Actually, you don’t have to go to the other side of the world to eat awkwardly amazing foods, that would make asian street food look like vegan banana bread. Today we will be introducing you to five amazing foods Portuguese people love to eat – or talk about whilst they eat something else. Please make yourself comfortable, and enjoy the ride.



Did you just say snails?

Cliches apart, Portugal is also famous for its beautiful beaches, sunny days, warm people and slow food. In the later category, we can find not only amazing stews and rices but a more literal type of slow food: snails. Yes, snails. Think of a more chilled version, compared to the french escargots, full of oregano and sauce, so you can eat it all till the very last bit, with the help of a large bread chunk – not for the faint-hearted or gluten intolerant.

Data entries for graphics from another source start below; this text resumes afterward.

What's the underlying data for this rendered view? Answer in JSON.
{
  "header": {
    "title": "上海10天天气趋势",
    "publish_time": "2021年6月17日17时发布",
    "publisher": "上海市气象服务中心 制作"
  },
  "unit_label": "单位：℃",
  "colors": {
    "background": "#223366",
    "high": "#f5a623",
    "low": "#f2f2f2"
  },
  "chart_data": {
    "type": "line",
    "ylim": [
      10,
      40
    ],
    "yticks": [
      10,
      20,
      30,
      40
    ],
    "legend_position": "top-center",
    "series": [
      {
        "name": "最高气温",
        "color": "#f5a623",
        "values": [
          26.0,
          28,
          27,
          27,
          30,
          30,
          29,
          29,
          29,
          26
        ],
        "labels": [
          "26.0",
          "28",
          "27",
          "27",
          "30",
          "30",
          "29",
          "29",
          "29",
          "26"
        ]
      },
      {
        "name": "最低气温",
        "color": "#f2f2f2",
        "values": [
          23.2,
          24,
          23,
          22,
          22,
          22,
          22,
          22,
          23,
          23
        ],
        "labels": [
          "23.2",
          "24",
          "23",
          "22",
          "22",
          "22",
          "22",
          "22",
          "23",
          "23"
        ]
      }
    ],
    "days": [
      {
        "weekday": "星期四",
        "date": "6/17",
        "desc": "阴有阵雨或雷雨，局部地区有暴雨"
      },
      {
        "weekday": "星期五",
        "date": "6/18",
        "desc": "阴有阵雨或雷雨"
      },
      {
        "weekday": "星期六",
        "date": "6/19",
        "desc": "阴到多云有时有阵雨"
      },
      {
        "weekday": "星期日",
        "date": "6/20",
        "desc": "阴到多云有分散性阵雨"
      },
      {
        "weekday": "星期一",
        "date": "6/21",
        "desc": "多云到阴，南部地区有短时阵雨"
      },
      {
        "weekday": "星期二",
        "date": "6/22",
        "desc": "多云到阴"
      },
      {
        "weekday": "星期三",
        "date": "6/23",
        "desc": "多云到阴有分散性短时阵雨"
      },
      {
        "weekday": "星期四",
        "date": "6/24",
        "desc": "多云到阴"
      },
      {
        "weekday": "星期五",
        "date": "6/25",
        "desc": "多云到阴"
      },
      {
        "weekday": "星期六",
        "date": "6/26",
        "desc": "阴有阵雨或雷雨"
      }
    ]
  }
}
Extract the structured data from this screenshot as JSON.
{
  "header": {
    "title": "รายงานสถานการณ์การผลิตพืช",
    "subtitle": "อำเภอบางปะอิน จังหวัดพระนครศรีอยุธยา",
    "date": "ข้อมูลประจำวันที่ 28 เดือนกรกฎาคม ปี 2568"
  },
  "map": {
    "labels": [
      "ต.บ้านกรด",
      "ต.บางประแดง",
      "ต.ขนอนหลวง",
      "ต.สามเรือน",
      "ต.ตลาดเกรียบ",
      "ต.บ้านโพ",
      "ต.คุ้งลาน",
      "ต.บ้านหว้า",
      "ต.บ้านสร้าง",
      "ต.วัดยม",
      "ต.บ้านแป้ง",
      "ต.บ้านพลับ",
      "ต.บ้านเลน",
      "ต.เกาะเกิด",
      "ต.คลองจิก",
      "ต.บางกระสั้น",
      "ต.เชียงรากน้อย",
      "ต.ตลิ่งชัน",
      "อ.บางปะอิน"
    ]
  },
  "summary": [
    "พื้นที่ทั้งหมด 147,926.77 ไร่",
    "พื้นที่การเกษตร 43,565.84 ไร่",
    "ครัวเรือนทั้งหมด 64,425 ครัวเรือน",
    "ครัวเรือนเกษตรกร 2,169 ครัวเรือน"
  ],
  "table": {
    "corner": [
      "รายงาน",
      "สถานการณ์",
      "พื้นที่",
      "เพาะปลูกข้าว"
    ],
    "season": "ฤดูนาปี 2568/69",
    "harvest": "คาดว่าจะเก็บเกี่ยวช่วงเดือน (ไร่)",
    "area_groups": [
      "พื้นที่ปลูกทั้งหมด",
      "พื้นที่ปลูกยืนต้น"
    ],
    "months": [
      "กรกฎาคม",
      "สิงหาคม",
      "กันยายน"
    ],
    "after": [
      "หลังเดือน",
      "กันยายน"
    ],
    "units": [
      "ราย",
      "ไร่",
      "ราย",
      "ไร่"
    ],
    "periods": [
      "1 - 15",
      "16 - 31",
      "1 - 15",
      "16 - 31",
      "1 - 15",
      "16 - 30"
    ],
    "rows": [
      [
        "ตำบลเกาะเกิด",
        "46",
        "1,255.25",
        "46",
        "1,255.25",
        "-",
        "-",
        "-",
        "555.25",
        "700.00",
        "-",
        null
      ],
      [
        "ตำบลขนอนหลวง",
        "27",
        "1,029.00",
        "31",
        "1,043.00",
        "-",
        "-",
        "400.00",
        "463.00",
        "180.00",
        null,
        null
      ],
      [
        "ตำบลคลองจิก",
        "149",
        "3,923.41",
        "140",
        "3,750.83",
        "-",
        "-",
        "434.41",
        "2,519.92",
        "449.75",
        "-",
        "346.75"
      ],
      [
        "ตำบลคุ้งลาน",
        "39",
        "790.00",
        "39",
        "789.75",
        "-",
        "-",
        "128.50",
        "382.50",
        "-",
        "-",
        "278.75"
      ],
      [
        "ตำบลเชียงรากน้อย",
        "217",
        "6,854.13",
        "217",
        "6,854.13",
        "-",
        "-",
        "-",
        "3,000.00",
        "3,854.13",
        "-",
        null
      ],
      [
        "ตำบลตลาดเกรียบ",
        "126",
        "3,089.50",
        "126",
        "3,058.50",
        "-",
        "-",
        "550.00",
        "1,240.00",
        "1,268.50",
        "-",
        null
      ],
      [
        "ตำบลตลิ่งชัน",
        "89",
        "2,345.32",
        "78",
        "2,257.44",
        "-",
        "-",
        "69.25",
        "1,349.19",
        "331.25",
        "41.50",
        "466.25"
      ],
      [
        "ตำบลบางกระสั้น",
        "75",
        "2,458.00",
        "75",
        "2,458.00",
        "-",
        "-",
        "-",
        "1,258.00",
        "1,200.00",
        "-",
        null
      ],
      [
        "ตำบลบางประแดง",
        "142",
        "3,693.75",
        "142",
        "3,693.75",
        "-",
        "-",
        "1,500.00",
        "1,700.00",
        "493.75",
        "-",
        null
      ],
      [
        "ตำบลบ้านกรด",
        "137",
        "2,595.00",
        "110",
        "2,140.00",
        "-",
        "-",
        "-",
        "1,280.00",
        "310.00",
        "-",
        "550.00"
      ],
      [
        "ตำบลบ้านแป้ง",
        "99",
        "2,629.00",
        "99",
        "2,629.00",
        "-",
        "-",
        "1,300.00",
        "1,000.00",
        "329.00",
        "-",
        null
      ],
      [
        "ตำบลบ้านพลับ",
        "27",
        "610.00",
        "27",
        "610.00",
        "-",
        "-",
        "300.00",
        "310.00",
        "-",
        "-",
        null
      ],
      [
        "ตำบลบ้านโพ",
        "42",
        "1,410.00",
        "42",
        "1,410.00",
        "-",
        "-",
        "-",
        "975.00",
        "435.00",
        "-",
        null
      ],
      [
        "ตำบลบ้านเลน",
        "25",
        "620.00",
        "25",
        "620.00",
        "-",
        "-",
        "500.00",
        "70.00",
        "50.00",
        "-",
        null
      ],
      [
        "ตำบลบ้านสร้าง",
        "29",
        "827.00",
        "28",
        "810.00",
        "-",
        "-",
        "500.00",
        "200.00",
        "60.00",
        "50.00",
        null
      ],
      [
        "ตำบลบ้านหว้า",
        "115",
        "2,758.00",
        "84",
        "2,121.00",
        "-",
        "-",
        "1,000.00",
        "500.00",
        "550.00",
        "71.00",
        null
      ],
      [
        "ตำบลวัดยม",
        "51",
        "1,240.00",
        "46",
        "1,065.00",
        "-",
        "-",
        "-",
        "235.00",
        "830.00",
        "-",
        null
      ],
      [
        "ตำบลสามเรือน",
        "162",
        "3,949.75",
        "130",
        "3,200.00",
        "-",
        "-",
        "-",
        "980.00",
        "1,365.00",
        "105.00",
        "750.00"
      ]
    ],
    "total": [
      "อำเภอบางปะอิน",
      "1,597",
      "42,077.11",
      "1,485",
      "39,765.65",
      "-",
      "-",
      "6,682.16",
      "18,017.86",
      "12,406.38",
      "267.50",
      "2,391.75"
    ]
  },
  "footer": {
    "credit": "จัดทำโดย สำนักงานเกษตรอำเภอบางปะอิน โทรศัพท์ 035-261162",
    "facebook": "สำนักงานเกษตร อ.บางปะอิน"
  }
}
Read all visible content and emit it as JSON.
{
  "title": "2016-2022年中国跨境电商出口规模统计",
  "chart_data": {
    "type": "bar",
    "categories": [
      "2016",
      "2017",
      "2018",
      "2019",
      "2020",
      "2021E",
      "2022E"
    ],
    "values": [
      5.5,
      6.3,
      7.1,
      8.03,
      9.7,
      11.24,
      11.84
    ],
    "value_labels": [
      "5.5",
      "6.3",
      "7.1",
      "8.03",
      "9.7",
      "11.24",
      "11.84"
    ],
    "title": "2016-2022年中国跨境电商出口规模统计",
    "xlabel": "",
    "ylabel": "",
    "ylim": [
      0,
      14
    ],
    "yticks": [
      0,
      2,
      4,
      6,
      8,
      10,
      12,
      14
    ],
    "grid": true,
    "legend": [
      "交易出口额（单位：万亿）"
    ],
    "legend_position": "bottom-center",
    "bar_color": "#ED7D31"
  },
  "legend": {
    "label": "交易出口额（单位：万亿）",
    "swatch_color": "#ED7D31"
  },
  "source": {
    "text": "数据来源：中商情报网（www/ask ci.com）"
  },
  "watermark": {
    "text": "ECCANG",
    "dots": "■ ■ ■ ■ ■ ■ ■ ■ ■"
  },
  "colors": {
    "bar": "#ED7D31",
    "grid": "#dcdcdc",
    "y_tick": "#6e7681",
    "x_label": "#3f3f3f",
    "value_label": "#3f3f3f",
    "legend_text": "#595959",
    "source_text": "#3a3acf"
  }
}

Lupines our way all the way

Who hasn’t tried snacking on lupins, please raise the hand. If you haven’t, summertime in Portugal is the perfect time for you to do so. We Portuguese love long warm days, where we can simply linger on a terrace, eating our delicious, and salty, tremocos. They are usually served on small plates we say pires, and are best enjoyed whilst drinking a glass of vinho verde (vinho, not vino) or cold imperial (half-pint). Still not keen? They are 100% vegan, gluten and dairy free and a great source of protein. We thought so.



Do you understand?

Whilst in Portugal, don’t miss out chance of going to a fishmongers or local market, where you can still get the catch of the day for a decent price and also get to know how seafood looks like when it is not packed – it is also much more sustainable than average supermarket fish. Here we love all-things-fishy, even their ancestors, like percebes aka understandings. Do you understand? Nevermind, google it, order it, and you will learn how to eat them very quickly – they basically pop out of the shell without a big effort. Our pleasure.



Mackerel’s baby cousin

If you love fish, like us, you would not want to miss out mackerel baby’s version, which is not only legal but a rare delicacy – don’t you worry, our fishermen love the oceans as much as we do. Says the legend that Jaquinzinhos got their name in Sesimbra, after a bad day of fishing, when a local fisherman caught these tiny meckerrels, uncle Joaquim’s size – apparently he was a very small man. We love Jaquinzinhos so much, they have become a national cultural and ethnographic mark, due to the way they are caught. You will find them fried on a gentle batter or alimados, meaning in lemon, olive oil and salt. YUM.


Peixinhos da horta

Portuguese Green Beans Tempura

Brave by nature, we portuguese love a Descobrimentos story, meaning a story from the Discoveries period. Our lovely navigators António da Mota, Francisco Zeimoto e António Peixoto were following a Chinese ship to Macau and, surprise, they’ve arrived in Japan by azar  in 1543. Lucky them, who were very well received by the Nippons, and ended up trading and sharing amazing recipes like our peixinhos da horta – that literally means fish from the garden. And, voilá, tempura was born.

Fun fact 1: Tempura comes from the latin word ‘tempora’, which was related to a fasting period in monasteries, where the consumption of meat was reduced and replace by fish – or veggies.

Fun fact: 2: A similar story goes for leg frogs, but we spare you from that one this time, as first we would have to decide who have started eating them first: the Britons or the French.


Arroz de cabidela

Translation only available whilst you’re reading it

Last but not least, dear friends, we have cabidela rice. Cabidela rice, meaning rice cooked with the blood of the animal which the plate is named after – which obviously needs extra care when preserving, with a lot of vinegar. Apparently it is such a delicacy, we took it to our colonies, from Africa do Asia. Today you can find chicken  cabidela (Angola), duck cabidela (Macau) or even pork (India). So many delicious options you don’t want to miss out.